The future package provides a generic API for using futures in R. A future is a simple yet powerful mechanism to evaluate an R expression and retrieve its value at some point in time. Futures can be resolved in many different ways depending on which strategy is used. There are various types of synchronous and asynchronous futures to choose from in the future package.
This package, future.callr, provides a type of futures that utilizes the callr package.
For example,
> library("future.callr")
> plan(callr)
>
> x %<-% { Sys.sleep(5); 3.14 }
> y %<-% { Sys.sleep(5); 2.71 }
> x + y
[1] 5.85
This is obviously a toy example to illustrate what futures look like and how to work with them. For further examples on how to use futures, see the vignettes of the future package as well as those of future.apply and doFuture.
The future.callr package implements a future backend wrapper for callr.
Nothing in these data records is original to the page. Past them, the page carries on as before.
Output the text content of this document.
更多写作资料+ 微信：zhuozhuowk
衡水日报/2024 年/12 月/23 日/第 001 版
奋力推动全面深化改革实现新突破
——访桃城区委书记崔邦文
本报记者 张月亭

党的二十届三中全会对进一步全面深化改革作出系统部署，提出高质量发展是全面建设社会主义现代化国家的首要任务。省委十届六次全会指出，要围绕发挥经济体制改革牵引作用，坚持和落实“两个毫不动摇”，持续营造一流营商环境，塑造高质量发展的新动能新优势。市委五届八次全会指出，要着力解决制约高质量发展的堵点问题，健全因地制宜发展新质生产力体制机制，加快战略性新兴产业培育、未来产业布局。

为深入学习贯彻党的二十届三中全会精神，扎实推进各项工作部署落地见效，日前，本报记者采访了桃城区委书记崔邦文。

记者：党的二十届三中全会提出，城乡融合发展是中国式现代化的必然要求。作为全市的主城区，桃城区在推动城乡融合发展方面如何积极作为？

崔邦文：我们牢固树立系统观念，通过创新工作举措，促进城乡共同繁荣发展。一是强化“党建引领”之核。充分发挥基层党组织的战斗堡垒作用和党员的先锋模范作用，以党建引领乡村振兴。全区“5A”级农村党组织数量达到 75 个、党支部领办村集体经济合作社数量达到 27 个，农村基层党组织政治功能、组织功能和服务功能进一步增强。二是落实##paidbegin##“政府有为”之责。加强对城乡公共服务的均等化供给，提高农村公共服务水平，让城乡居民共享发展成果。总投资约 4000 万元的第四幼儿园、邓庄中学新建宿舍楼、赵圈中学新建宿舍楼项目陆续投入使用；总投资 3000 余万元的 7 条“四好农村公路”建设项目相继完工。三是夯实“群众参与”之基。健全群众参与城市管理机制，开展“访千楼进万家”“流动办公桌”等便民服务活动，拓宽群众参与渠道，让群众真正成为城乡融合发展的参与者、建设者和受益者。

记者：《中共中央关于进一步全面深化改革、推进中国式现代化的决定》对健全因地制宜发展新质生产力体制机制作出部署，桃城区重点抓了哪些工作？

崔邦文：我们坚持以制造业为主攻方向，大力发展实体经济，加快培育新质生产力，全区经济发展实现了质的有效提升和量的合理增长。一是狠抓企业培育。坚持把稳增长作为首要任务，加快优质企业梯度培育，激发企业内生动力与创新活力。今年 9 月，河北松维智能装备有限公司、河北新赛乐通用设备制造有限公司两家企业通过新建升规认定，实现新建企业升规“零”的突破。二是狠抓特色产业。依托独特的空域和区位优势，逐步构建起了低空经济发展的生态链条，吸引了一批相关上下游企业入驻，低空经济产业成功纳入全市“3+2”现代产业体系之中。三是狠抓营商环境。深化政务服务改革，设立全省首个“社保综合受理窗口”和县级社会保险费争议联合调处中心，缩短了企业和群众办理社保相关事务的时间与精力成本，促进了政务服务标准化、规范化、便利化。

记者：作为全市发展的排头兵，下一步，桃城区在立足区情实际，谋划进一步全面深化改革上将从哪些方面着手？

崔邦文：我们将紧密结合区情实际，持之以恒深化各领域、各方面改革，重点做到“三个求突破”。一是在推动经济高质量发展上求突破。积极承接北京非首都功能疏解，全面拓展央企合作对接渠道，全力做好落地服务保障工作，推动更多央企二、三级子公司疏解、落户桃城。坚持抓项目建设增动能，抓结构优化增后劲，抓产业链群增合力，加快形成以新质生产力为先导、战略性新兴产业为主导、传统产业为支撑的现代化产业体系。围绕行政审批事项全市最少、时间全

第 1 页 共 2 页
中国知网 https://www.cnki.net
Backend | Description | Alternative in future package |
---|---|---|
callr |
parallel evaluation in a separate R process (on current machine) | plan(multisession) |
When using callr
futures, each future is resolved in a
fresh background R session which ends as soon as the value of the future
has been collected. In contrast, multisession
futures are
resolved in background R worker sessions that serve multiple futures
over their life spans. The advantage of using a new R process for each
future is that the R environment is guaranteed not to be contaminated by
previous futures, e.g. memory allocations, finalizers, modified options,
and loaded and attached packages. The disadvantage, is an added overhead
of launching a new R process. (At the moment, I am neither aware of
formal benchmarking of this extra overhead nor of performance
comparisons of callr
to alternative future backends.)
Another advantage with callr
futures compared to
multisession
futures is that they do not communicate via R
(socket) connections. This avoids the limitation in the number of
parallel futures that can be active at any time that
multisession
futures and cluster
futures in
general have, which they inherit from SOCKcluster
clusters
as defined by the parallel package. The number of
parallel futures these can serve is limited by the maximum
number of open connections in R, which currently is 125 (excluding
the three reserved by R itself). Note that these 125 slots have to be
shared with file connections etc. To increase this limit, R has to be
rebuilt from source. However, since callr
futures rely on
the callr package
which does not make use of R-specific connections, there is no limit
in the number of background R processes that can be used
simultaneously.
A third advantage with callr
futures, is that there is
not risk for port-clashing with other processes on the system when
clusters are set up (*), because callr does not rely on
ports. Furthermore, on Windows, the firewall triggers an alert that the
user needs to approve whenever a not-previously-approved port is
requested by R - which
happens also for local, non-public ports that are used by
SOCKcluster
:s. When using callr
futures, no
sockets and therefore no ports are involved.
(*) To lower the risk for such clashes SOCKcluster
:s (of
the parallel package) request random ports, but clashes
still occur at times.
The future
package provides a demo using futures for calculating a set of
Mandelbrot planes. The demo does not assume anything about what type of
futures are used. The user has full control of how futures are
evaluated. For instance, to use callr
futures, run the
demo as:
library("future.callr")
plan(callr)
demo("mandelbrot", package = "future", ask = FALSE)